IL MESSAGGERO (M. FERRETTI) – Il fortino allestito da EDF davanti alla porta di Olsen ha retto per una mezzora abbondante di (non) gioco poi, dopo l’ennesimo errore del singolo, è franato. Juventus in vantaggio, Roma ancora più stordita rispetto ai primi imbarazzanti minuti e partita indirizzata verso un epilogo da pronostico. Tutti immaginavano che per la Roma sarebbe stata una serata durissima, ricca di problemi, di ostacoli e di difficoltà ma in pochi probabilmente avevano ipotizzato una prestazione per un tempo così povera di contenuti. Roma in costante proiezione difensiva, costretta a subire per la bravura e la forza dell’avversario e un po’ anche per un’idea di partita tendente unicamente a non prenderle. Non si può spiegare in altro modo, ad esempio, la scelta iniziale di sistemarsi con la difesa a cinque, Schick mollato laggiù in attacco e un centrocampo in costante balia di quello avversario.
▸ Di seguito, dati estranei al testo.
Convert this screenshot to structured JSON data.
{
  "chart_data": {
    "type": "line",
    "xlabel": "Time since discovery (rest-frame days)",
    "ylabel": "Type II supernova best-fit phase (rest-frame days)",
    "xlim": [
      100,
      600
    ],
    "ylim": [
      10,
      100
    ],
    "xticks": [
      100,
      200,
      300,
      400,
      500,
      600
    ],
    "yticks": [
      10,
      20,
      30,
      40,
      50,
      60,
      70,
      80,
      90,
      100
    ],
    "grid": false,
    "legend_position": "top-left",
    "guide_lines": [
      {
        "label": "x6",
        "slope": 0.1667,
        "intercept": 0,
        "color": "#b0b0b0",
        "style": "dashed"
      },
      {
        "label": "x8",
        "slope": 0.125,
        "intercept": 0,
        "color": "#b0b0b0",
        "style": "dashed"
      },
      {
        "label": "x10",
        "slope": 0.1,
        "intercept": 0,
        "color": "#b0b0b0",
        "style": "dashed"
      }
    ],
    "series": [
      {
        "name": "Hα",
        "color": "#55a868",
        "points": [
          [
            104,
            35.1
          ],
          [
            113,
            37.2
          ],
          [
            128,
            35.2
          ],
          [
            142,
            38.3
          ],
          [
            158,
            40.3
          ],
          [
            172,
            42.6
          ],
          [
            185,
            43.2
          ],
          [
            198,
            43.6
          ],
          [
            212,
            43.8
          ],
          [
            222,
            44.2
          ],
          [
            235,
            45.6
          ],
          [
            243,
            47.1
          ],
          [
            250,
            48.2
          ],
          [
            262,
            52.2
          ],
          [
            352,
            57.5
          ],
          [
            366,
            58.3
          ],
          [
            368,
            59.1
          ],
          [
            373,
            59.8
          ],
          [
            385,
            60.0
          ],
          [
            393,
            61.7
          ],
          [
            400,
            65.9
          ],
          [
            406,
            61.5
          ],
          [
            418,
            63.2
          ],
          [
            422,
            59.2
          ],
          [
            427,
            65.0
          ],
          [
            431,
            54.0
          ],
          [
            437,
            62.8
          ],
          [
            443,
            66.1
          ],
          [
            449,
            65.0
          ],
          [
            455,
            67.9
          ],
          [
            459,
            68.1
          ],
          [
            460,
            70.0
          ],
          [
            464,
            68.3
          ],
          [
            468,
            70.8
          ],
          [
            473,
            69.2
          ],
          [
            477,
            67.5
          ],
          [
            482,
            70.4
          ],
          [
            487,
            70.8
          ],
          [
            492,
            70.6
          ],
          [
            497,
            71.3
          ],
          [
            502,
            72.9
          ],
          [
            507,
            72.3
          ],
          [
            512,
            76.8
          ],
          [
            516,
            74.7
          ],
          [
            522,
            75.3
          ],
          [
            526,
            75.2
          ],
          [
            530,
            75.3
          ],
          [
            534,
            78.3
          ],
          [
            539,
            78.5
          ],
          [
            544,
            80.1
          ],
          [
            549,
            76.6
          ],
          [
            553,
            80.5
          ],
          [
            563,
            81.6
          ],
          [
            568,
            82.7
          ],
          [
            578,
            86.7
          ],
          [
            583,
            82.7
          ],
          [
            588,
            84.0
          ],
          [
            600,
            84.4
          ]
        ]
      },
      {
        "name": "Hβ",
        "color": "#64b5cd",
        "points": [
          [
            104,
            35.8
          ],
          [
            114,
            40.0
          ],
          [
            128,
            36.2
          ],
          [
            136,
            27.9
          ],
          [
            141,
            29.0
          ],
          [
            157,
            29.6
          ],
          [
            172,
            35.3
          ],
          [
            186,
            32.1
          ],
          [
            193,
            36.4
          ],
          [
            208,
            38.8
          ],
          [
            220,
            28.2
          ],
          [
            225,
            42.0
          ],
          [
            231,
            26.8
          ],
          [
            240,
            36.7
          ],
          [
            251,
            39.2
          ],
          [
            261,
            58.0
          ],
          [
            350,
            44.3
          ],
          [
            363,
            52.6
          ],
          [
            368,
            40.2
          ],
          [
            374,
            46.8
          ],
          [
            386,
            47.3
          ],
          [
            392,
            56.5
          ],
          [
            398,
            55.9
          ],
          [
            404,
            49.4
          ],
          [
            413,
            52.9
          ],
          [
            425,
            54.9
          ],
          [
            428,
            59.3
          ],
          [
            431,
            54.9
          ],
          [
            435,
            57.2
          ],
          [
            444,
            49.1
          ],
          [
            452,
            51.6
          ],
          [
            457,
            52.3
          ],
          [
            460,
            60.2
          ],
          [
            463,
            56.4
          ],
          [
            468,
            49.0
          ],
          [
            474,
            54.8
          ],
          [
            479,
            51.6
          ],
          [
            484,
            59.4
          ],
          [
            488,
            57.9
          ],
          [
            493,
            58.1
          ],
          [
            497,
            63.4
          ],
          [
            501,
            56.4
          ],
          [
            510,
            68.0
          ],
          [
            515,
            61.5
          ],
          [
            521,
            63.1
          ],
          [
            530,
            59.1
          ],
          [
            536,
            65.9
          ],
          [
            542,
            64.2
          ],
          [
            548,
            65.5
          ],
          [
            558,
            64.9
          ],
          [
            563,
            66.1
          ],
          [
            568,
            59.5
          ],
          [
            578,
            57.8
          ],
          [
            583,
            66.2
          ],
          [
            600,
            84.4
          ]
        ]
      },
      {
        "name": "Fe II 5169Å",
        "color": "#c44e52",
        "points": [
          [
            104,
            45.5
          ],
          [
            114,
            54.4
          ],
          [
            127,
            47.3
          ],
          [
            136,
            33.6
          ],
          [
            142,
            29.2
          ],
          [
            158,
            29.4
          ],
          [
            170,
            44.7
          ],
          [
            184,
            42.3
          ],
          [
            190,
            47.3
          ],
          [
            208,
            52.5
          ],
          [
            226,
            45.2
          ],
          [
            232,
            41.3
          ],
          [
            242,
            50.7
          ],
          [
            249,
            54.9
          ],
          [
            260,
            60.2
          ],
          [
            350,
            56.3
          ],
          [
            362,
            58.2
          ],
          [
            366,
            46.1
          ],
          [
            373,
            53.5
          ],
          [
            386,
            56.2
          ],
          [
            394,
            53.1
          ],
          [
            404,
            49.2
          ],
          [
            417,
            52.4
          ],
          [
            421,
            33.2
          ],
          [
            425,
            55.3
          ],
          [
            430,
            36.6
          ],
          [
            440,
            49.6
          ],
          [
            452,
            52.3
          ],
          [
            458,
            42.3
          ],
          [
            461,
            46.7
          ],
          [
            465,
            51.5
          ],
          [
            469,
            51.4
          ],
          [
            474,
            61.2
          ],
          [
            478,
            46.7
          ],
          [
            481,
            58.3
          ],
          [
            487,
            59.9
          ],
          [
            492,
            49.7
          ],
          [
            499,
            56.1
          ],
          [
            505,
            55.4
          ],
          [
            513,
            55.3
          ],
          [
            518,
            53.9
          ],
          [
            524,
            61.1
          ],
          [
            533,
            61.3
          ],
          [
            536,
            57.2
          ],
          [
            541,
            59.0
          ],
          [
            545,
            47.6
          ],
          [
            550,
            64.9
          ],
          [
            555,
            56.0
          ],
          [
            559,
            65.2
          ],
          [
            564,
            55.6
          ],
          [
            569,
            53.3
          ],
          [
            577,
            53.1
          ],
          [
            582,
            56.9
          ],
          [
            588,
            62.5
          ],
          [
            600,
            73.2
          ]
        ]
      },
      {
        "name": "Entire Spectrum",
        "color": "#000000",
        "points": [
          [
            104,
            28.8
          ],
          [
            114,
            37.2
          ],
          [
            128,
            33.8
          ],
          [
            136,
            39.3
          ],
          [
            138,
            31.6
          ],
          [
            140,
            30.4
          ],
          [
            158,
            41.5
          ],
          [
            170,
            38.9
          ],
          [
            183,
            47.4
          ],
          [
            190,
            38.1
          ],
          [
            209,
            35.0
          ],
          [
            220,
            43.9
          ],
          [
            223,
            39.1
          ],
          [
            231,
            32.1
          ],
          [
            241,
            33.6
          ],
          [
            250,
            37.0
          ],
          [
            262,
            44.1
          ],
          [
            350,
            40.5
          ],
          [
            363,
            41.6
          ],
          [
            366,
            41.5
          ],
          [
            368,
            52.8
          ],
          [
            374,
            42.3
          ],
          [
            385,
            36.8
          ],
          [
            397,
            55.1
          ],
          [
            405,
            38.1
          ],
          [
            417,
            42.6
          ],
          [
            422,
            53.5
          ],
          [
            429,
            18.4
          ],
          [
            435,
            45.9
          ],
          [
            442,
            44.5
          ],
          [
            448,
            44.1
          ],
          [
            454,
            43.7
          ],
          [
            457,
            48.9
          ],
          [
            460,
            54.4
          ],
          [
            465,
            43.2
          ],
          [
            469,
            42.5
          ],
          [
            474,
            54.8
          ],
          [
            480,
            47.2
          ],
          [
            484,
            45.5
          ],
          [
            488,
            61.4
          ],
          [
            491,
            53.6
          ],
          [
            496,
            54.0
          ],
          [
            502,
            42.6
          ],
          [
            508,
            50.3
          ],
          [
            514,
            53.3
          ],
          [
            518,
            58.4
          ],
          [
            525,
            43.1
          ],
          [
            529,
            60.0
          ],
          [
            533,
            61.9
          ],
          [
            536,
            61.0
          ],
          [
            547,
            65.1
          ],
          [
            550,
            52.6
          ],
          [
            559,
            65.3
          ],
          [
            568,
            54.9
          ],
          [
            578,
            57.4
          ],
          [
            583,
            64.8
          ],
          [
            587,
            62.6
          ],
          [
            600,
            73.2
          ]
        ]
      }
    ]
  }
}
GAMBE TREMOLANTI La Roma ha dato l’idea, immediata, di avere una paura enorme della Juventus: non l’ha rispettata, ma l’ha invitata a giocare una partita costantemente all’attacco, palla al piede e spazi enormi a disposizione. Traducendo, la Roma nella prima frazione si è consegnata alla capolista (Olsen da applausi) rinunciando non a giocare in avanti ma addirittura all’idea di giocare in avanti. E, se ci pensate, questa è stata la cosa peggiore. In certi casi, tu puoi anche fare (o sei costretto a fare) una difesa ad oltranza o giù di lì, ma c’è modo e modo per (non) giocare la partita. Tranne rarissime eccezioni, la Roma nei primi 45 minuti ha mostrato uomini con una determinazione pari allo zero, una cattiveria da libro Cuore, la forza d’urto di un moscerino e una personalità da asilo nido. Un gruppo di giocatori impauriti da se stessi e dall’ombra dei rivali, incapaci di tenere il pallone tra i piedi per più di 5 secondi e di spaventare seriamente l’ex Szczesny. Dire che la squadra di Di Francesco ha fatto la figura di una provinciale sarebbe fare un torto alle vere provinciali.
Poi, nella ripresa, è bastato trovare un po’ di coraggio, sistemarsi con il collaudato 4-2-3-1, metterci un po’ di orgoglio e meno paura e la partita non è stata più a senso unico. Tutto questo non è bastato per evitare la sconfitta (si ricorda alla Roma che non è vietato tirare verso la porta avversaria), anzi ha alimentato i rimpianti per quella mezza gara regalata alla capolista. Così la Roma, che ieri si sentiva grande, oggi è una cosa indefinita che viaggia al decimo posto in classifica con un ritardo abnorme dalla vetta, e pure a quattro lunghezze dal quarto posto della Lazio.